According to findings of Q3 2016 Canadian Cap Rates & Investment Insights Report, despite the ongoing declines in cap rates, Canadian CRE assets still provide an attractive spread over 10-year Government of Canada Bond yields at 486 basis points (‘bps’).

Exceptionally strong investment activity in Canada’s largest metropolitan areas, Toronto, Montreal and Vancouver, drove the overall decline in national cap rates. In Vancouver and Toronto, cap rates each dropped by 25 bps to 3.75 per cent and 4.00 per cent respectively for AA office product, with all classes of downtown offices also dropping by a similar amount. As a result, Vancouver and Toronto now rivals Manhattan (3.75 per cent) and Los Angeles (3.50 per cent) in having the lowest cap rates for Class AA offices in North America.

According to the report, cap rates also fell for all classes of downtown office product in Montreal, dropping to 4.75 per cent-5.25 per cent for Class AA product.

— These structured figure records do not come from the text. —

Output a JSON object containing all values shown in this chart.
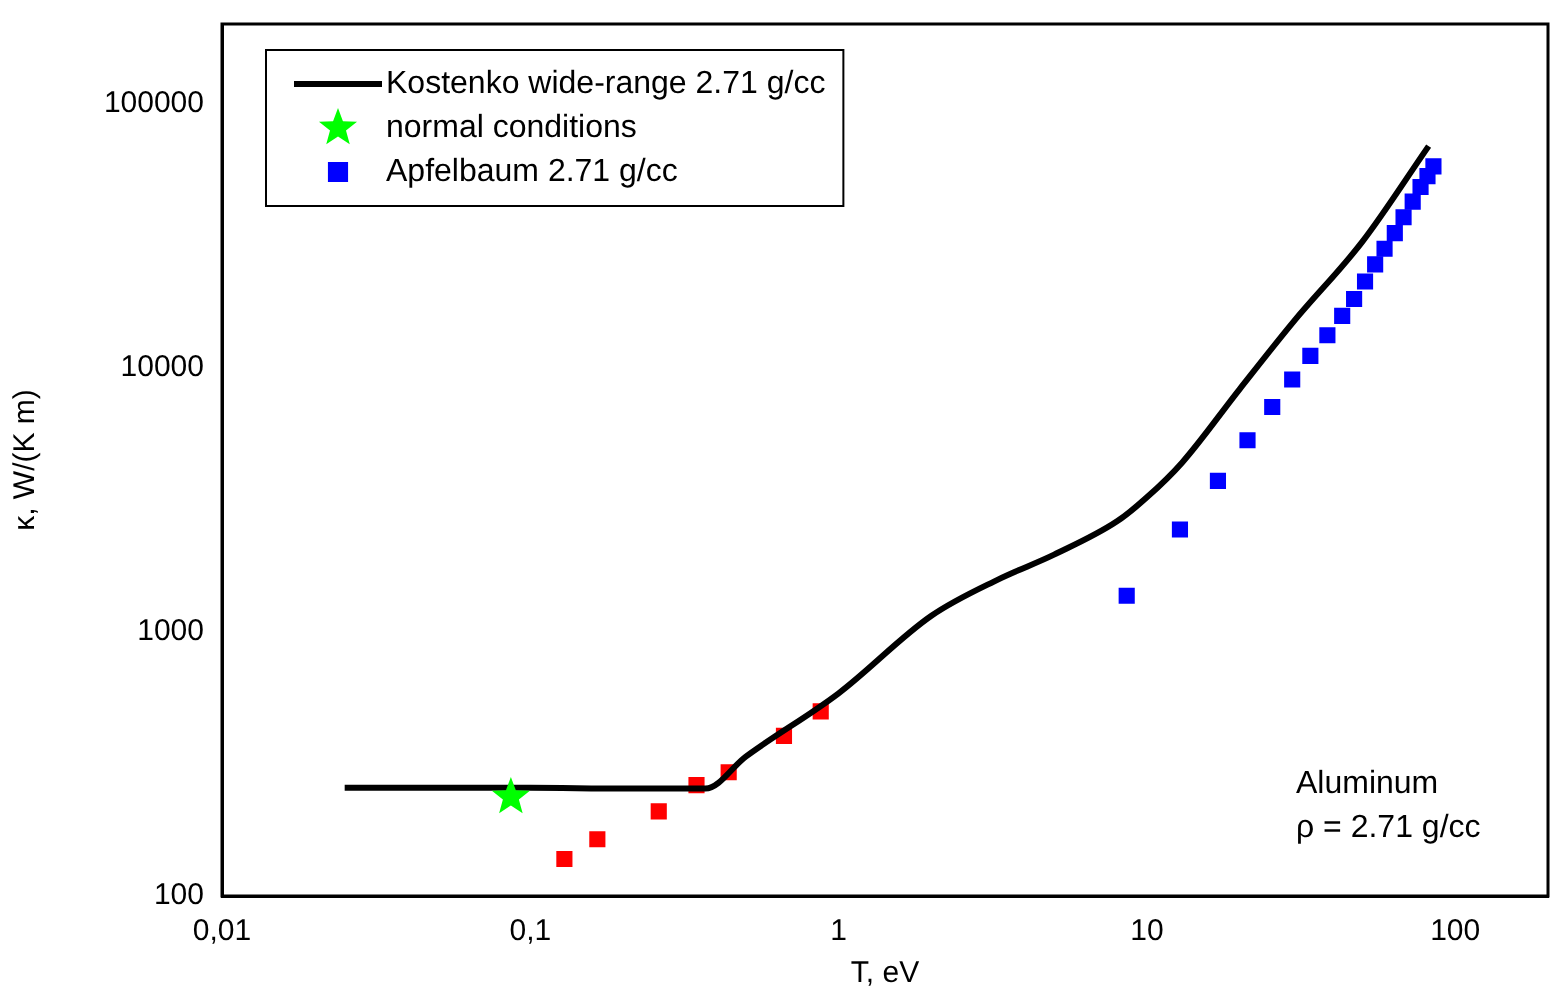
{
  "chart_data": {
    "type": "scatter",
    "xlabel": "T, eV",
    "ylabel": "κ, W/(K m)",
    "log": "xy",
    "xlim": [
      0.01,
      200
    ],
    "ylim": [
      100,
      200000
    ],
    "xticks": [
      {
        "value": 0.01,
        "label": "0,01"
      },
      {
        "value": 0.1,
        "label": "0,1"
      },
      1,
      10,
      100
    ],
    "yticks": [
      100,
      1000,
      10000,
      100000
    ],
    "grid": false,
    "legend": "top left",
    "annotations": [
      "Aluminum",
      "ρ = 2.71 g/cc"
    ],
    "series": [
      {
        "name": "Kostenko wide-range 2.71 g/cc",
        "type": "line",
        "marker": "none",
        "line_style": "solid",
        "color": "#000000",
        "x": [
          0.025,
          0.1,
          0.2,
          0.37,
          0.5,
          1,
          2,
          3.3,
          5,
          8,
          10,
          13,
          20,
          30,
          50,
          82
        ],
        "values": [
          257,
          257,
          255,
          255,
          337,
          585,
          1150,
          1580,
          1960,
          2620,
          3230,
          4370,
          8300,
          15000,
          30000,
          69000
        ]
      },
      {
        "marker": "square",
        "color": "#ff0000",
        "x": [
          0.129,
          0.165,
          0.261,
          0.346,
          0.44,
          0.665,
          0.875
        ],
        "values": [
          138,
          164,
          209,
          263,
          294,
          404,
          500
        ]
      },
      {
        "name": "normal conditions",
        "marker": "star",
        "color": "#00ff00",
        "x": [
          0.0865
        ],
        "values": [
          237
        ]
      },
      {
        "name": "Apfelbaum 2.71 g/cc",
        "marker": "square",
        "color": "#0000ff",
        "x": [
          8.6,
          12.8,
          17,
          21.2,
          25.5,
          29.6,
          33.9,
          38.5,
          43,
          47,
          51,
          55,
          59,
          63.7,
          68,
          72.8,
          77.2,
          81.3,
          85
        ],
        "values": [
          1370,
          2440,
          3730,
          5310,
          7100,
          9020,
          11090,
          13270,
          15700,
          18200,
          21200,
          24600,
          28200,
          32300,
          37100,
          42500,
          48300,
          53100,
          57800
        ]
      }
    ]
  }
}
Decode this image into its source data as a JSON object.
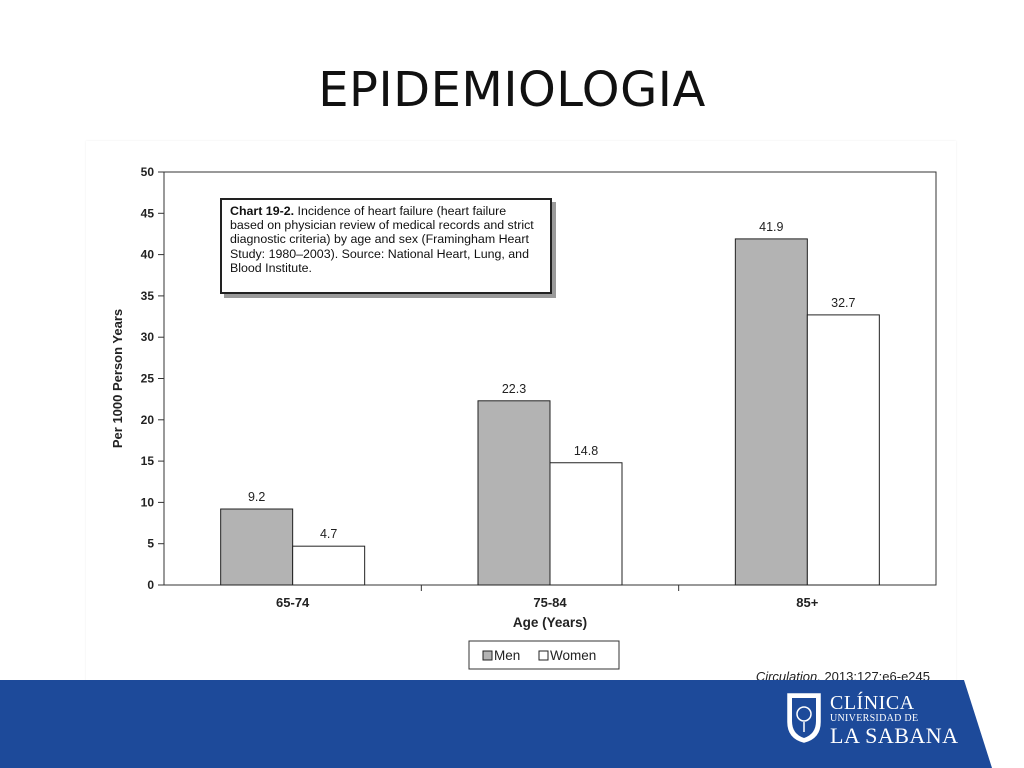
{
  "slide": {
    "title": "EPIDEMIOLOGIA"
  },
  "chart_data": {
    "type": "bar",
    "categories": [
      "65-74",
      "75-84",
      "85+"
    ],
    "series": [
      {
        "name": "Men",
        "values": [
          9.2,
          22.3,
          41.9
        ],
        "color": "#b3b3b3"
      },
      {
        "name": "Women",
        "values": [
          4.7,
          14.8,
          32.7
        ],
        "color": "#ffffff"
      }
    ],
    "data_labels": [
      [
        "9.2",
        "22.3",
        "41.9"
      ],
      [
        "4.7",
        "14.8",
        "32.7"
      ]
    ],
    "xlabel": "Age (Years)",
    "ylabel": "Per 1000 Person Years",
    "ylim": [
      0,
      50
    ],
    "yticks": [
      0,
      5,
      10,
      15,
      20,
      25,
      30,
      35,
      40,
      45,
      50
    ],
    "ytick_labels": [
      "0",
      "5",
      "10",
      "15",
      "20",
      "25",
      "30",
      "35",
      "40",
      "45",
      "50"
    ],
    "legend_placement": "bottom-center",
    "grid": false
  },
  "caption": {
    "label": "Chart 19-2.",
    "text": "Incidence of heart failure (heart failure based on physician review of medical records and strict diagnostic criteria) by age and sex (Framingham Heart Study: 1980–2003). Source: National Heart, Lung, and Blood Institute."
  },
  "citation": {
    "journal": "Circulation.",
    "details": " 2013;127:e6-e245"
  },
  "logo": {
    "line1": "CLÍNICA",
    "line2": "UNIVERSIDAD DE",
    "line3": "LA SABANA"
  },
  "colors": {
    "footer_blue": "#1d4a9a",
    "men_bar": "#b3b3b3",
    "women_bar": "#ffffff"
  }
}
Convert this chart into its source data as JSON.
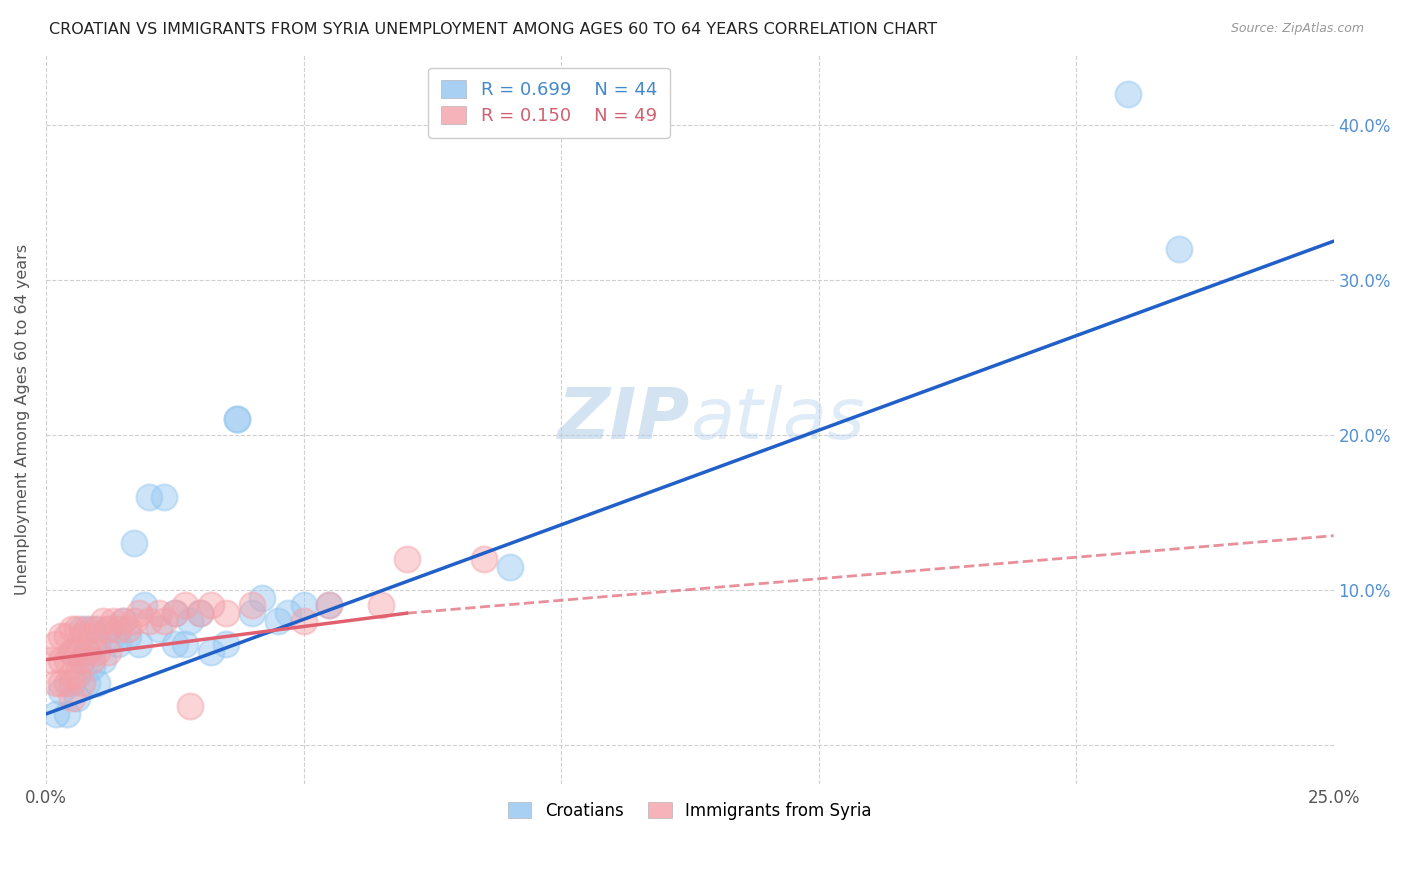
{
  "title": "CROATIAN VS IMMIGRANTS FROM SYRIA UNEMPLOYMENT AMONG AGES 60 TO 64 YEARS CORRELATION CHART",
  "source": "Source: ZipAtlas.com",
  "ylabel": "Unemployment Among Ages 60 to 64 years",
  "xlim": [
    0.0,
    0.25
  ],
  "ylim": [
    -0.025,
    0.445
  ],
  "xticks": [
    0.0,
    0.05,
    0.1,
    0.15,
    0.2,
    0.25
  ],
  "xticklabels": [
    "0.0%",
    "",
    "",
    "",
    "",
    "25.0%"
  ],
  "yticks": [
    0.0,
    0.1,
    0.2,
    0.3,
    0.4
  ],
  "yticklabels_right": [
    "",
    "10.0%",
    "20.0%",
    "30.0%",
    "40.0%"
  ],
  "legend_R_blue": "0.699",
  "legend_N_blue": "44",
  "legend_R_pink": "0.150",
  "legend_N_pink": "49",
  "legend_label_blue": "Croatians",
  "legend_label_pink": "Immigrants from Syria",
  "watermark": "ZIPatlas",
  "blue_color": "#92c5f0",
  "pink_color": "#f4a0a8",
  "blue_line_color": "#2060c8",
  "pink_line_color": "#e06070",
  "blue_scatter": [
    [
      0.002,
      0.02
    ],
    [
      0.003,
      0.035
    ],
    [
      0.004,
      0.02
    ],
    [
      0.005,
      0.04
    ],
    [
      0.005,
      0.06
    ],
    [
      0.006,
      0.03
    ],
    [
      0.007,
      0.055
    ],
    [
      0.007,
      0.075
    ],
    [
      0.008,
      0.04
    ],
    [
      0.008,
      0.06
    ],
    [
      0.009,
      0.05
    ],
    [
      0.009,
      0.075
    ],
    [
      0.01,
      0.04
    ],
    [
      0.01,
      0.065
    ],
    [
      0.011,
      0.055
    ],
    [
      0.012,
      0.075
    ],
    [
      0.013,
      0.07
    ],
    [
      0.014,
      0.065
    ],
    [
      0.015,
      0.08
    ],
    [
      0.016,
      0.07
    ],
    [
      0.017,
      0.13
    ],
    [
      0.018,
      0.065
    ],
    [
      0.019,
      0.09
    ],
    [
      0.02,
      0.16
    ],
    [
      0.022,
      0.075
    ],
    [
      0.023,
      0.16
    ],
    [
      0.025,
      0.065
    ],
    [
      0.025,
      0.085
    ],
    [
      0.027,
      0.065
    ],
    [
      0.028,
      0.08
    ],
    [
      0.03,
      0.085
    ],
    [
      0.032,
      0.06
    ],
    [
      0.035,
      0.065
    ],
    [
      0.037,
      0.21
    ],
    [
      0.037,
      0.21
    ],
    [
      0.04,
      0.085
    ],
    [
      0.042,
      0.095
    ],
    [
      0.045,
      0.08
    ],
    [
      0.047,
      0.085
    ],
    [
      0.05,
      0.09
    ],
    [
      0.055,
      0.09
    ],
    [
      0.09,
      0.115
    ],
    [
      0.21,
      0.42
    ],
    [
      0.22,
      0.32
    ]
  ],
  "pink_scatter": [
    [
      0.001,
      0.055
    ],
    [
      0.002,
      0.065
    ],
    [
      0.002,
      0.04
    ],
    [
      0.003,
      0.07
    ],
    [
      0.003,
      0.055
    ],
    [
      0.003,
      0.04
    ],
    [
      0.004,
      0.07
    ],
    [
      0.004,
      0.055
    ],
    [
      0.004,
      0.04
    ],
    [
      0.005,
      0.075
    ],
    [
      0.005,
      0.06
    ],
    [
      0.005,
      0.045
    ],
    [
      0.005,
      0.03
    ],
    [
      0.006,
      0.075
    ],
    [
      0.006,
      0.06
    ],
    [
      0.006,
      0.045
    ],
    [
      0.007,
      0.07
    ],
    [
      0.007,
      0.055
    ],
    [
      0.007,
      0.04
    ],
    [
      0.008,
      0.075
    ],
    [
      0.008,
      0.06
    ],
    [
      0.009,
      0.07
    ],
    [
      0.009,
      0.055
    ],
    [
      0.01,
      0.075
    ],
    [
      0.01,
      0.06
    ],
    [
      0.011,
      0.08
    ],
    [
      0.012,
      0.075
    ],
    [
      0.012,
      0.06
    ],
    [
      0.013,
      0.08
    ],
    [
      0.014,
      0.075
    ],
    [
      0.015,
      0.08
    ],
    [
      0.016,
      0.075
    ],
    [
      0.017,
      0.08
    ],
    [
      0.018,
      0.085
    ],
    [
      0.02,
      0.08
    ],
    [
      0.022,
      0.085
    ],
    [
      0.023,
      0.08
    ],
    [
      0.025,
      0.085
    ],
    [
      0.027,
      0.09
    ],
    [
      0.028,
      0.025
    ],
    [
      0.03,
      0.085
    ],
    [
      0.032,
      0.09
    ],
    [
      0.035,
      0.085
    ],
    [
      0.04,
      0.09
    ],
    [
      0.05,
      0.08
    ],
    [
      0.055,
      0.09
    ],
    [
      0.065,
      0.09
    ],
    [
      0.07,
      0.12
    ],
    [
      0.085,
      0.12
    ]
  ],
  "blue_line_pts": [
    [
      0.0,
      0.02
    ],
    [
      0.25,
      0.325
    ]
  ],
  "pink_line_solid_pts": [
    [
      0.0,
      0.055
    ],
    [
      0.07,
      0.085
    ]
  ],
  "pink_line_dashed_pts": [
    [
      0.07,
      0.085
    ],
    [
      0.25,
      0.135
    ]
  ],
  "figsize": [
    14.06,
    8.92
  ],
  "dpi": 100
}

Elsewhere, cap rates for the remaining seven major Canadian downtown office markets remained stable.

“Canada provides investors with a safe, stable real estate market in a country that protects property rights and has demonstrated incredible resilience to global volatility. As such, it’s no surprise that investment activity has been extremely strong in 2016 and has seen a record amount of foreign investment. What’s more, foreign investors have been prepared to a pay a premium to secure Canadian assets, particularly in Vancouver and Toronto which is playing a significant role in setting aggressive pricing.

“We’re also beginning to see global and domestic investor interest spill over from Toronto and Vancouver into Montreal given the value it offers relative to these cities. All commercial property types are being targeted but higher sales volumes are being inhibited by a limited desire to sell,” added Morassutti.

The report also revealed that cap rates had also fallen across industrial, retail and hotels in Vancouver, with apartments the only major asset class not registering a decline. A-class high rise and A-class low rise apartments remained constant at 2.50 per cent-3.00 per cent and 2.75 per cent-3.25 per cent respectively. Multi-family apartments are subject to the new tax on foreign investors in B.C. and there are early signs that foreign investment capital may be shifting to commercial properties which are not subject to the 15 per cent tax.

“It’s too early to tell if the new tax will negatively affect pricing, but it has caused a pause in the apartment market. Investors are currently sitting back and taking stock to get better clarity on potential impacts,” added Morassutti.